Year Listed: 2016
County: Lake County
Construction Date: 1875
Threat When Listed: Demolition by Neglect
Video courtesy of CBS4
“On Harrison Avenue in Leadville stands the elegant brick Tabor Opera House, the most imposing edifice in the city and conceded by all to be the finest theater west of the Missouri River. All the appointments of this temple of amusement are first-class in every respect; the scenery artistic, and under the full flood of gas-light the coziest place for lovers of the legitimate drama to throw off the busy cares of life and yield to the fascinations of music and imagery.” 1880 report by Lewis A. Kent in Leadville the City, Mines, and Bullion Product
Financed by one of Colorado’s best-known mining entrepreneurs, Horace Austin Warner Tabor, the Tabor Opera House opened on November 20, 1879, a mere 100 days after its initial construction began.
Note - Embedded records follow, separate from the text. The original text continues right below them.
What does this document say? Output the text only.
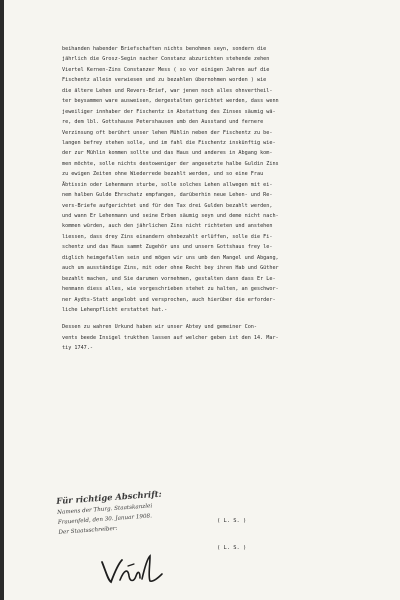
beihanden habender Briefschaften nichts benohmen seyn, sondern die
jährlich die Grosz-Segin nacher Constanz abzurichten stehende zehen
Viertel Kernen-Zins Constanzer Mess ( so vor einigen Jahren auf die
Fischentz allein verwiesen und zu bezahlen übernohmen worden ) wie
die ältere Lehen und Revers-Brief, war jenen noch alles ohnvertheil-
ter beysammen ware ausweisen, dergestalten gerichtet werden, dass wenn
jeweiliger innhaber der Fischentz in Abstattung des Zinses säumig wä-
re, dem lbl. Gottshause Petershausen umb den Ausstand und fernere
Verzinsung oft berührt unser lehen Mühlin neben der Fischentz zu be-
langen befrey stehen solle, und im fahl die Fischentz inskünftig wie-
der zur Mühlin kommen sollte und das Haus und anderes in Abgang kom-
men möchte, solle nichts destoweniger der angesetzte halbe Guldin Zins
zu ewigen Zeiten ohne Wiederrede bezahlt werden, und so eine Frau
Äbtissin oder Lehenmann sturbe, solle solches Lehen allwegen mit ei-
nem halben Gulde Ehrschatz empfangen, darüberhin neue Lehen- und Re-
vers-Briefe aufgerichtet und für den Tax drei Gulden bezahlt werden,
und wann Er Lehenmann und seine Erben säumig seyn und deme nicht nach-
kommen würden, auch den jährlichen Zins nicht richteten und anstehen
liessen, dass drey Zins einandern ohnbezahlt erlüffen, solle die Fi-
schentz und das Haus sammt Zugehör uns und unsern Gottshaus frey le-
diglich heimgefallen sein und mögen wir uns umb den Mangel und Abgang,
auch um ausständige Zins, mit oder ohne Recht bey ihren Hab und Güther
bezahlt machen, und Sie darumen vornehmen, gestalten dann dass Er Le-
henmann diess alles, wie vorgeschrieben stehet zu halten, an geschwor-
ner Aydts-Statt angelobt und versprochen, auch hierüber die erforder-
liche Lehenpflicht erstattet hat.-
Dessen zu wahren Urkund haben wir unser Abtey und gemeiner Con-
vents beede Insigel trukthen lassen auf welcher geben ist den 14. Mar-
tiy 1747.-
( L. S. )
( L. S. )
Für richtige Abschrift:
Namens der Thurg. Staatskanzlei
Frauenfeld, den 30. Januar 1908.
Der Staatsschreiber:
The three-story building included two retail stores on the first floor, an elegant theater on the second floor, and a third floor that connected to the adjacent Clarendon Hotel via passageway. The ornate interior boasted 72 gas jets (the first gas lights to illuminate Leadville), richly painted walls and ceiling frescoes, custom carpets, and hand-painted stage curtains. Oscar Wilde, Harry Houdini, John Philip Sousa, and Buffalo Bill were among the famous entertainers and speakers who performed at the Tabor Opera House.
Horace Tabor lost his fortune following the 1893 Silver Crash and the property changed hands. In 1901 the Order of the Elks acquired the building and remodeled it as a lodge, theater, and meeting hall. Fortunately, much of the original stage scenery, props, and basement dressing rooms used by stage celebrities of the 1880s were retained.
In 1954 the Elks built a new lodge and the future of the Tabor Opera House stood in jeopardy. The property survives today thanks to those who recognized the significance of the building and remained dedicated to retaining this iconic monument of Colorado history. Evelyn Livingston Furman purchased the building to save it from demolition in 1955. The Tabor functioned as a seasonal entertainment venue under the ownership of the Furman family which has continued through three generations. Finding a new buyer for the property who will maintain the integrity of the building while restoring and rehabilitating it to a new use is essential. Ultimately the Tabor Opera House can serve as an economic catalyst for further investment in downtown Leadville, a National Historic Landmark District and a newly selected Main Street Community.